Au départ, ils n’étaient disponibles qu’en numérique, étant donné la spontanéité du projet. Mais une version physique, en CD, existe aujourd’hui, sorti sur le label nivellois Paperheart Music. Il est vrai que le numérique permet une grande liberté, mais une maison de disques, même si dans ce cas-ci c’est plus de l’entraide qu’une véritable signature, ça reste une vitrine non négligeable. Cela dit, je n’ai pas envie de rentrer dans un circuit, faire des concours dans l’espoir d’être signé quelque part.
Quelques concerts sont prévus en Belgique, en France et en Suisse. Tu as des contacts sur place qui arrivent à vous programmer, ou c’est du DIY jusqu’au bout ?
Pour la Suisse, c’est grâce à un collectif Dourois (lieu où se déroule le célèbre festival de Dour en Belgique-NDLR) nommé XScandalous, qui a des contacts là-bas.
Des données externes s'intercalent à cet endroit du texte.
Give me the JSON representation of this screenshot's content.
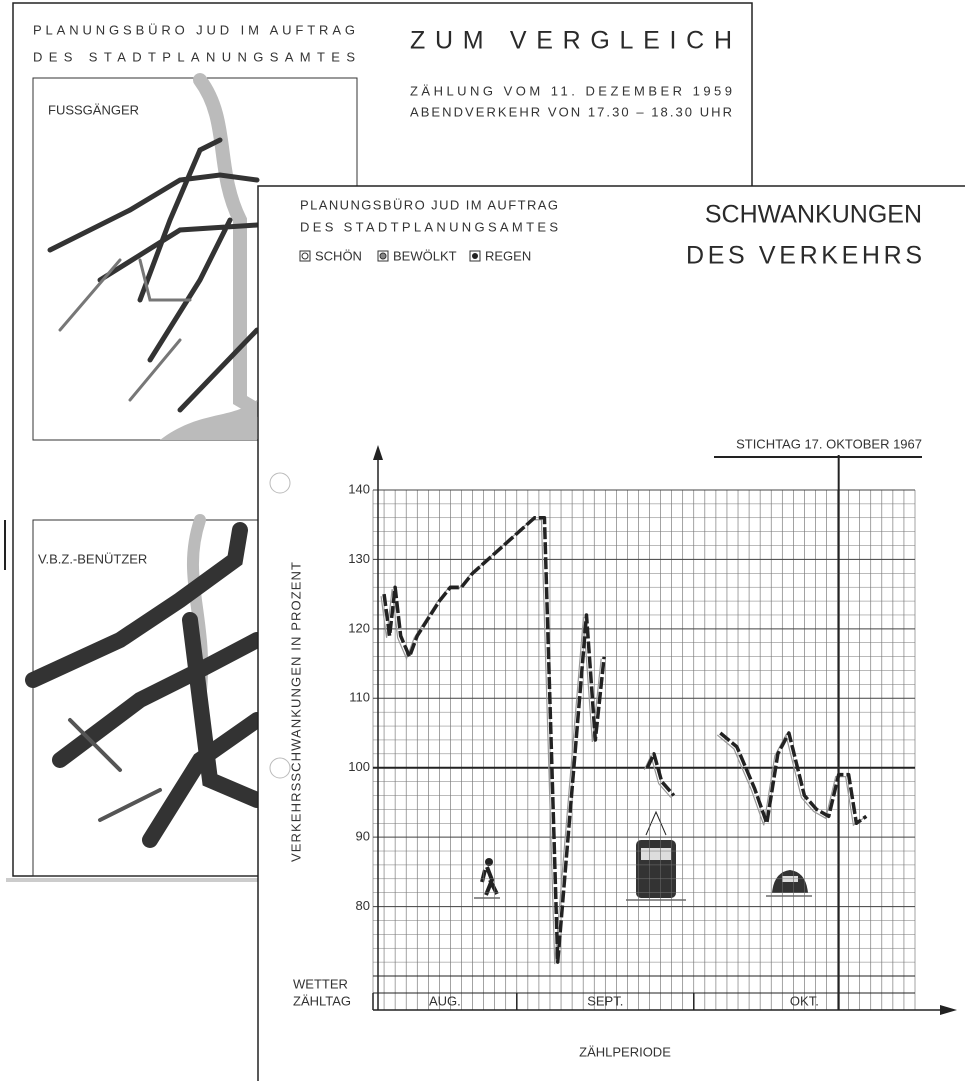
{
  "back_sheet": {
    "header": [
      "PLANUNGSBÜRO JUD IM AUFTRAG",
      "DES STADTPLANUNGSAMTES"
    ],
    "title": "ZUM VERGLEICH",
    "subtitle": [
      "ZÄHLUNG VOM 11. DEZEMBER 1959",
      "ABENDVERKEHR VON 17.30 – 18.30 UHR"
    ],
    "maps": [
      "FUSSGÄNGER",
      "V.B.Z.-BENÜTZER"
    ]
  },
  "front_sheet": {
    "header": [
      "PLANUNGSBÜRO JUD IM AUFTRAG",
      "DES STADTPLANUNGSAMTES"
    ],
    "legend": [
      "SCHÖN",
      "BEWÖLKT",
      "REGEN"
    ],
    "title": [
      "SCHWANKUNGEN",
      "DES VERKEHRS"
    ]
  },
  "chart_data": {
    "type": "line",
    "y_label": "VERKEHRSSCHWANKUNGEN IN PROZENT",
    "x_label": "ZÄHLPERIODE",
    "annotation": "STICHTAG 17. OKTOBER 1967",
    "reference_x": 42.1,
    "reference_y": 100,
    "row_labels": [
      "WETTER",
      "ZÄHLTAG"
    ],
    "months": [
      {
        "label": "AUG.",
        "start": 0,
        "end": 13
      },
      {
        "label": "SEPT.",
        "start": 13,
        "end": 29
      },
      {
        "label": "OKT.",
        "start": 29,
        "end": 49
      }
    ],
    "xlim": [
      0,
      49
    ],
    "ylim": [
      70,
      140
    ],
    "yticks": [
      80,
      90,
      100,
      110,
      120,
      130,
      140
    ],
    "grid": true,
    "x": [
      1,
      1.5,
      2,
      2.5,
      3.3,
      4,
      6,
      7,
      8,
      9,
      14.6,
      15.5,
      16.7,
      19.3,
      20.1,
      20.9,
      23,
      24.8,
      25.4,
      26.1,
      27.2,
      29,
      31.4,
      32.9,
      34.5,
      35.6,
      36.6,
      37.6,
      39,
      40.1,
      41.2,
      42.1,
      43,
      43.7,
      44.6
    ],
    "series": [
      {
        "name": "Verkehr",
        "color": "#222222",
        "values": [
          125,
          119,
          126,
          119,
          116,
          119,
          124,
          126,
          126,
          128,
          136,
          136,
          72,
          122,
          104,
          116,
          null,
          100,
          102,
          98,
          96,
          null,
          105,
          103,
          97,
          92,
          102,
          105,
          96,
          94,
          93,
          99,
          99,
          92,
          93
        ]
      }
    ]
  }
}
Il s’agit d’une maison de disques et en même temps d’un disquaire basé à Genève, qui n’est ouvert que lorsqu’il y a des concerts. Pour la France et la Belgique, je démarche moi-même en général. J’ai même joué aux States. Ma femme étant américaine, j’ai écrit à gauche et à droite et je me suis aperçu que c’était assez facile de jouer là-bas. J’ai donc essayé de reproduire la même démarche pour l’Europe.
Les pochettes sont assez réussies. Qui s’est occupé des artworks ?
En majorité, les photos des pochettes sont de moi, ma femme étant responsable du reste. On a essayé autant que possible de prendre les photos lors des saisons qui illustrent les EP’s.
Comment se manifestent les retours sur ta musique en général ?
J’ai été surpris, dans le bon sens du terme, concernant le nombre d’écoutes sur mon Bandcamp. De plus, ça a été constant toute l’année. Il y avait même une certaine attente autour des EP’s à venir au fur et à mesure que les mois passaient. C’était très agréable.
Y a-t-il une certaine émulation entre les groupes de ta région ? Une scène particulière ?
Dans le collectif XScandalous, il y a certaines connexions. Après, j’essaie de m’atteler à faire des formats chansons alors que les autres groupes du collectif sont plutôt versés vers le Noise ou le Post-Rock.
L’avenir ?
J’aimerais cette fois travailler sur un projet différent, en groupe, quelque chose de moins spontané, de plus réfléchi. En 2018, nous allons surtout tourner, donc ce sera d’ici une grosse année. J’aimerais aussi que les autres musiciens s’impliquent dans le processus d’écriture et de composition.